Thomas’s question that night, Is one of you dying or something? It can’t be true.

“Self-protection, I guess.” She sighs. “But now you know why I need to take control of the rest of my life, follow this dream before it’s too late. You have to understand.”

She plays this card, the trait we share. The driving force that carried me through late nights while I studied journalism, and worked full-time as a bank teller, and raised Rain as a single mom. It’s not my fault she didn’t get to follow her dreams, but I get why she wants to. My mother and I, as my grandma always chided, never satisfied. A criticism I wear like a badge of honor. Intense, some people call me. Relentless. They can call me what they want, it’s gotten me far. My mom, less so, but she prioritized things I didn’t. Her marriage, for one.

She smiles. “Don’t you want to know what we would play?”

“I haven’t even said yes yet, and you’ve already picked out the music. You’re unbelievable.” The nerve on this woman. But against my best judgment, my curiosity is piqued.

“So you plan on saying yes?”

“Depends.” I look up at her for the first time, this entire conversation so absurd I lean in, following the White Rabbit to Wonderland. “What did you pick?”

“Mozart’s Piano Concerto number ten, designed for two pianos.” She pulls the sheet music from the hinged seat, and sets it in front of me.

“I’m not done talking about this.” But I begin to toy with the notes, finding my footing, my shoulders softening as the music unfolds before me. A memory rises to the surface, unbidden, a Christmas when I was a teen, right before I moved out, my mom and I constantly at odds. Dad came up with the idea for us to surprise her by playing “Have Yourself a Merry Little Christmas” and singing together, a corny kind of gift only he could get away with. He enlisted Violet, immediately on board, to recruit us. I begged for something more interesting to play, an actual challenge. Thomas, of course, took a lot of coercing.

We rehearsed for weeks—far more than necessary—when Mom was out giving lessons.
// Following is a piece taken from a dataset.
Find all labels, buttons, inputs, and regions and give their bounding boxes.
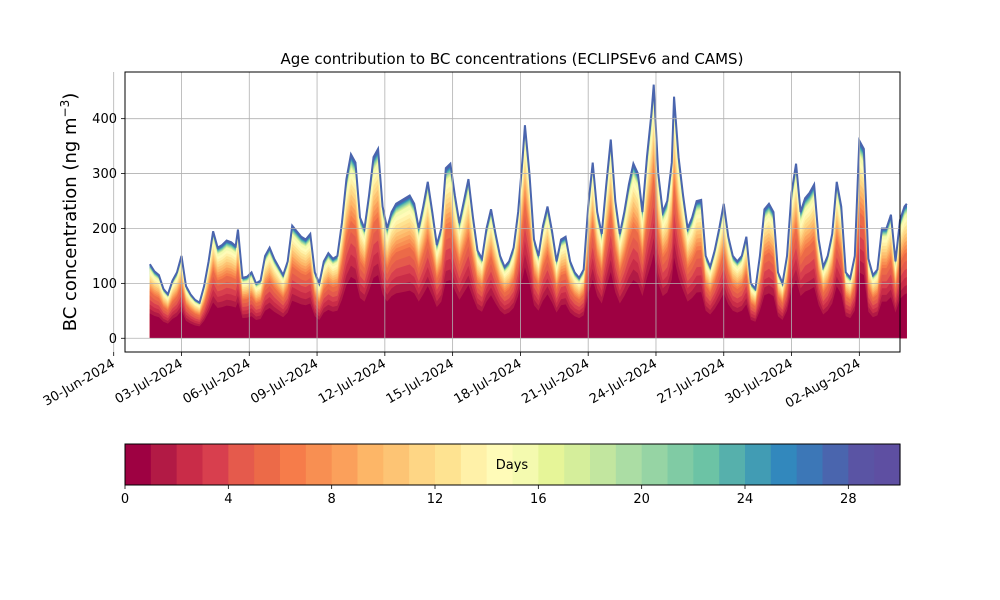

On Christmas morning, Thomas and Violet and Dad sang along with the music, standing around me in their pajamas, with the tree and the crumpled wrapping paper littering the floor, their voices off-key and kind of terrible, but trying. Mom could barely speak after, thanking us through tears. I haven’t thought about that in years, completely forgot about it until now. I’m not sure what reminds me but my throat catches as I contemplate Mozart’s score.

I don’t know what this year will bring, or what my parents will decide. But it could be a way to stall. A worthy distraction to look forward to, to work toward, playing together with the Boston Symphony Orchestra. Something to give my mother, a dream she never fulfilled, for all she has forgiven of me. Something to give myself, a part of me I’ve let wither, a reminder of our earliest harmony. A memory to hold on to if what they say is true, if, despite what I believe and despite our protests, at the end of this year, they really are gone.